A solution of the Erdos-Ulam problem on rational distance sets assuming the Bombieri-Lang conjecture

TL;DR

This paper links the Erdős-Ulam conjecture on dense rational distance sets in the plane to the Bombieri-Lang conjecture, showing that assuming the latter implies the former, and characterizes large rational distance sets as mostly on a line or circle.

Contribution

It introduces a new algebraic surface called a distance surface and proves it is of general type under certain conditions, connecting the problem to deep conjectures in arithmetic geometry.

Findings

Distance surfaces associated with rational distance sets are of general type.

Assuming the Bombieri-Lang conjecture, dense rational distance sets cannot exist.

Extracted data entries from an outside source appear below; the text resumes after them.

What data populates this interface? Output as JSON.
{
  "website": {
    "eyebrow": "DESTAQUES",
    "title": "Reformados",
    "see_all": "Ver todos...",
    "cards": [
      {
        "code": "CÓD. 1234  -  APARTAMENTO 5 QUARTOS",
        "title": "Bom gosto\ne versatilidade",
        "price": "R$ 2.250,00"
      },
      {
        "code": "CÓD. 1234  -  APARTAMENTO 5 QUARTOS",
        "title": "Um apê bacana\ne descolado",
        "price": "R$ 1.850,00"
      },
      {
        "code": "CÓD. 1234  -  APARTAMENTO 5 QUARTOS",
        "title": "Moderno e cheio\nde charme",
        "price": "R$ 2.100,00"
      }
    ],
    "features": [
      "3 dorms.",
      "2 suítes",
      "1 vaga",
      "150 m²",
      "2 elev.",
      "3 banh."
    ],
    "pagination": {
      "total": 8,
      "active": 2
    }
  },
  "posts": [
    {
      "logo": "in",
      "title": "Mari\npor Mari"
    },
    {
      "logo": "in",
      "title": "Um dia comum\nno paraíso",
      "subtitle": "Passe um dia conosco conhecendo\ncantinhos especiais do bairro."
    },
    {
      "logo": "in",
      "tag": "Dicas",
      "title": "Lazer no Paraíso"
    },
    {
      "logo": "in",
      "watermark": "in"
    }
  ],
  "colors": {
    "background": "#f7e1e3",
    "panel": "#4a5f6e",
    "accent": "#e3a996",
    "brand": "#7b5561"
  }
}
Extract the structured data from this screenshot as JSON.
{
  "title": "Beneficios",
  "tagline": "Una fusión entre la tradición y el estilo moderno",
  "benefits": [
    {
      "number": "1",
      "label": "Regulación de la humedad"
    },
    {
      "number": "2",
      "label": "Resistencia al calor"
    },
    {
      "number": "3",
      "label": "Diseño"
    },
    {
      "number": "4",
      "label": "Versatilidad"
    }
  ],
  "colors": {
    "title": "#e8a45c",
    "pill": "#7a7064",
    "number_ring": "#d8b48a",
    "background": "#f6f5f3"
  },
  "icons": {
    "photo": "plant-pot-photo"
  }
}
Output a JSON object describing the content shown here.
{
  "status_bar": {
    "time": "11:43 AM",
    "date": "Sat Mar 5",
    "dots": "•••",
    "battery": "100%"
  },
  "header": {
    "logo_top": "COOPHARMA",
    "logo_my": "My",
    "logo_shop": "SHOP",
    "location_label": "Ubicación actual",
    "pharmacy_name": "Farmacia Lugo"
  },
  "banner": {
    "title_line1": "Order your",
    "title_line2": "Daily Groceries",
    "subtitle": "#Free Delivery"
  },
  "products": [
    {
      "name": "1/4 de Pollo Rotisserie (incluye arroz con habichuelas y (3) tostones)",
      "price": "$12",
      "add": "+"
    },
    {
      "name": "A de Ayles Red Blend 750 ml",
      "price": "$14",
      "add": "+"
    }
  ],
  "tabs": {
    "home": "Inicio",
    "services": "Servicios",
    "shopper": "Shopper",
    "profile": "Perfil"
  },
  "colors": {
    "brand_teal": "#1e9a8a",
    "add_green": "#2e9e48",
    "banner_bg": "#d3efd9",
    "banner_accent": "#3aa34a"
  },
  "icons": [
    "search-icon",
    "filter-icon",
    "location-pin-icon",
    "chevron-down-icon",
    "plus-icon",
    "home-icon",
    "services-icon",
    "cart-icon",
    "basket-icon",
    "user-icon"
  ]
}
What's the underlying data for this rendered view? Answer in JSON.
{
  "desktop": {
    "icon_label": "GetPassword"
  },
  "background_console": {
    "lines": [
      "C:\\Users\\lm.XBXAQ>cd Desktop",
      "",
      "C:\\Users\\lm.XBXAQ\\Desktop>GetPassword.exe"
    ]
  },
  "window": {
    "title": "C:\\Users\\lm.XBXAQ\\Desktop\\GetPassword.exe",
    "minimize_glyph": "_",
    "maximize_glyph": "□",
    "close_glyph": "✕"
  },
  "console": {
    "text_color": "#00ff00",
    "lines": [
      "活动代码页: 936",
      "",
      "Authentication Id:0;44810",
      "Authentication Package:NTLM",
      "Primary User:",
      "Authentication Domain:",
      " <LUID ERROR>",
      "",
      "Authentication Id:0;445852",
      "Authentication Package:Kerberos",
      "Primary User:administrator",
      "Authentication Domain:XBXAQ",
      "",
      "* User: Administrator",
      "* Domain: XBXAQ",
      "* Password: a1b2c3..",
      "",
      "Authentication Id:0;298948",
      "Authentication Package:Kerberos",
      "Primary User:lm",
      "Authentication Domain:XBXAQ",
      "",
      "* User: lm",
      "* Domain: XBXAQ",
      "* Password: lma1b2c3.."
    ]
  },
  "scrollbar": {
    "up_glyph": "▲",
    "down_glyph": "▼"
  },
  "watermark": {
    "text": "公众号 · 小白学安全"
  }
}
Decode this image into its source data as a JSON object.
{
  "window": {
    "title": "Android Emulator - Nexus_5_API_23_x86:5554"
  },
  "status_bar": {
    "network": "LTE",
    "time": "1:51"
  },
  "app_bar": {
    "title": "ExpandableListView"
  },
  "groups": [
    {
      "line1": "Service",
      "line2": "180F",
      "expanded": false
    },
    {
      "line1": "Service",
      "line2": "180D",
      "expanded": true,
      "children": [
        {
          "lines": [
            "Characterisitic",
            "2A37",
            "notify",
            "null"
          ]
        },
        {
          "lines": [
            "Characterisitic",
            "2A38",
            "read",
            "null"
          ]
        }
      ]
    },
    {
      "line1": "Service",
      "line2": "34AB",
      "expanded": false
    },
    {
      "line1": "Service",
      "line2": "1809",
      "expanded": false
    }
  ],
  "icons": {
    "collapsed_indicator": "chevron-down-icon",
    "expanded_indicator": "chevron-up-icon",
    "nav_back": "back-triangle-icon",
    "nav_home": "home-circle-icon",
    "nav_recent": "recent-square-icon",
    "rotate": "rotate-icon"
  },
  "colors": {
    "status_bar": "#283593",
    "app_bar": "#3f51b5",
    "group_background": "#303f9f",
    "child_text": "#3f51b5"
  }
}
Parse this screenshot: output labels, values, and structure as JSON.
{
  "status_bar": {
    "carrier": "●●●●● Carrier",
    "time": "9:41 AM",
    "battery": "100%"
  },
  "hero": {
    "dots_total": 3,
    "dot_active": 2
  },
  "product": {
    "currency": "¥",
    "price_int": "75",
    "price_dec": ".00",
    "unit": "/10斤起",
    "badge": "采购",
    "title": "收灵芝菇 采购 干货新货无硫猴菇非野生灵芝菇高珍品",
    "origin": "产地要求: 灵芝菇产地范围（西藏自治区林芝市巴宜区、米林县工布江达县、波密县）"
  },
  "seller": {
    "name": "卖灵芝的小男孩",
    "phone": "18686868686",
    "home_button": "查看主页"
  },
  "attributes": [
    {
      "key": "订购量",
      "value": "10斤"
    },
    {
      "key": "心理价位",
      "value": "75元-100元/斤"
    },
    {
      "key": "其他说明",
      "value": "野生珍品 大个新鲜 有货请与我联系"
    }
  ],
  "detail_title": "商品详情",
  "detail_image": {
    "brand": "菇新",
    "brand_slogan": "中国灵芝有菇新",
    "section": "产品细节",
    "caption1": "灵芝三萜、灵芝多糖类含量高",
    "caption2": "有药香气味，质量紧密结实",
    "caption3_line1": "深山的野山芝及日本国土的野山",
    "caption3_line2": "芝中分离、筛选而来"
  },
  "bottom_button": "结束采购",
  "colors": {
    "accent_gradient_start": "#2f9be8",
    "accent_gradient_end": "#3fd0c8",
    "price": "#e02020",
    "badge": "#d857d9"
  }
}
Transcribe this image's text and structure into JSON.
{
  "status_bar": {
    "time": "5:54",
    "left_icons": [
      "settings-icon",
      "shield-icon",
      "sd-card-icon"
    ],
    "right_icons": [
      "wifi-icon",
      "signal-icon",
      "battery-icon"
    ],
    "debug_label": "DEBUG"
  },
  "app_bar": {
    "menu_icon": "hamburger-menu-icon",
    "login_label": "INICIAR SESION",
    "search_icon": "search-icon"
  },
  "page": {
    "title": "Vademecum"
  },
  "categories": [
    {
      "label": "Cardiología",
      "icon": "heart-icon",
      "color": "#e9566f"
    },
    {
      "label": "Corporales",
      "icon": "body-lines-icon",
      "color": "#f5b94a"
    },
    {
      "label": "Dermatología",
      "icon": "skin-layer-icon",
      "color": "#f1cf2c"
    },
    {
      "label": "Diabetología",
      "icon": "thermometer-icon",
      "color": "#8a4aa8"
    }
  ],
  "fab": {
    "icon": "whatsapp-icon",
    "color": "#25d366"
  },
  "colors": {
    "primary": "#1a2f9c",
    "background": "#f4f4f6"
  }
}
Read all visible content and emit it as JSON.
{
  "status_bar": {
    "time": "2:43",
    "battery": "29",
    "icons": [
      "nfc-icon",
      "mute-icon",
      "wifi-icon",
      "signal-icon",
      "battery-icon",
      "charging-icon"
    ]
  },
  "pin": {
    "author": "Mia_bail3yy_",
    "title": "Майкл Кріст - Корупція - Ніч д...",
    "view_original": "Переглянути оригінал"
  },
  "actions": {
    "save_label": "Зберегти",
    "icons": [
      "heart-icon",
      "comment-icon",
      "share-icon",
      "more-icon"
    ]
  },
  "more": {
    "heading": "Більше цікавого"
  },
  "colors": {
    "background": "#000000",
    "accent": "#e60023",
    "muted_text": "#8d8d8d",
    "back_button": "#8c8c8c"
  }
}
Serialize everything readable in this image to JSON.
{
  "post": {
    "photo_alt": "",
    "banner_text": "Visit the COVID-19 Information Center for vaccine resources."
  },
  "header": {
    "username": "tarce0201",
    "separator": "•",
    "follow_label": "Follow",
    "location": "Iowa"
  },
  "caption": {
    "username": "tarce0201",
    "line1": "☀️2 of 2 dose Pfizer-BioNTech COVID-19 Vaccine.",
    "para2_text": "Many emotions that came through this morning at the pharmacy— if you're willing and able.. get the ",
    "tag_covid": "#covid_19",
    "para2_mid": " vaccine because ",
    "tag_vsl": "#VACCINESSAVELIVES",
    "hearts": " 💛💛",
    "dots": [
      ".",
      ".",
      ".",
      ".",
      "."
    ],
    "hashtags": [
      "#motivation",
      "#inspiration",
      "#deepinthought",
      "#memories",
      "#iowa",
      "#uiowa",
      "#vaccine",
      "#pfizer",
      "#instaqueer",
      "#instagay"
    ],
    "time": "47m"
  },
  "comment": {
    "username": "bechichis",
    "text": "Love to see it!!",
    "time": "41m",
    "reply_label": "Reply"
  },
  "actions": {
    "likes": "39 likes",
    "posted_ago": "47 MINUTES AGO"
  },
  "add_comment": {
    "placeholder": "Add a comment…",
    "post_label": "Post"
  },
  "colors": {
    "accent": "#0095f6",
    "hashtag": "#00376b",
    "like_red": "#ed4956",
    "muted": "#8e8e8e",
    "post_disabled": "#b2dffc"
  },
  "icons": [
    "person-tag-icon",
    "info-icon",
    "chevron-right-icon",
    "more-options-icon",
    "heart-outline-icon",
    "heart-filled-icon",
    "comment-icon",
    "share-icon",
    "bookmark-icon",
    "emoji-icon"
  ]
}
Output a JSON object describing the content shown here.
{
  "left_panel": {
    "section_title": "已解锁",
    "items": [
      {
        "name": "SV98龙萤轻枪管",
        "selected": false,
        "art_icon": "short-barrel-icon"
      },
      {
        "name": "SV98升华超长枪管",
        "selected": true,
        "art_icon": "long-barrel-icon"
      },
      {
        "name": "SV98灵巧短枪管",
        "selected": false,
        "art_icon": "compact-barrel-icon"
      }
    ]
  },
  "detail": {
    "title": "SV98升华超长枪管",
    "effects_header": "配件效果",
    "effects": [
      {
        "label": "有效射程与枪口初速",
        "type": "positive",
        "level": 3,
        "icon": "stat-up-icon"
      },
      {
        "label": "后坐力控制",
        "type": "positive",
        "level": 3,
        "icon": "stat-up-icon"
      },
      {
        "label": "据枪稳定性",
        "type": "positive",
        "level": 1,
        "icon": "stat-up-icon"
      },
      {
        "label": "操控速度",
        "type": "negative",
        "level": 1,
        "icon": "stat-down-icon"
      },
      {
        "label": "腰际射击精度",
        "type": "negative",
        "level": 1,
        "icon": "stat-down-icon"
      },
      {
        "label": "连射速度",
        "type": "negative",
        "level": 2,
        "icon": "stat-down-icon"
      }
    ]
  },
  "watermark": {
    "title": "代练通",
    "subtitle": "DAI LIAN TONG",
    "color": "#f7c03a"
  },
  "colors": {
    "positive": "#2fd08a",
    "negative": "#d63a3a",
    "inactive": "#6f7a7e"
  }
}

Large rational distance sets are mostly contained in a line or circle, with at most four or three exceptions.

Abstract

A rational distance set in the plane is a point set which has the property that all pairwise distances between its points are rational. Erd\H os and Ulam conjectured in 1945 that there is no dense rational distance set in the plane. In this paper we associate an algebraic surface in $\mathbb{P}^3$, that we call a distance surface, to any finite rational distance set in the plane. Under a mild condition, we prove that a distance surface is always a surface of general type. From this, we deduce that the Bombieri-Lang conjecture in arithmetic algebraic geometry (restricted to the classes of surfaces) implies an answer to the Erd\H os-Ulam problem. Combined with the results of Solymosi and de Zeeuw, our proofs lead to the following stronger statement: for $S$ a rational distance set with infinitely many points, we have Either, all but at most four points of $S$ are on a line, Or, all but at most three points of $S$ are on a circle.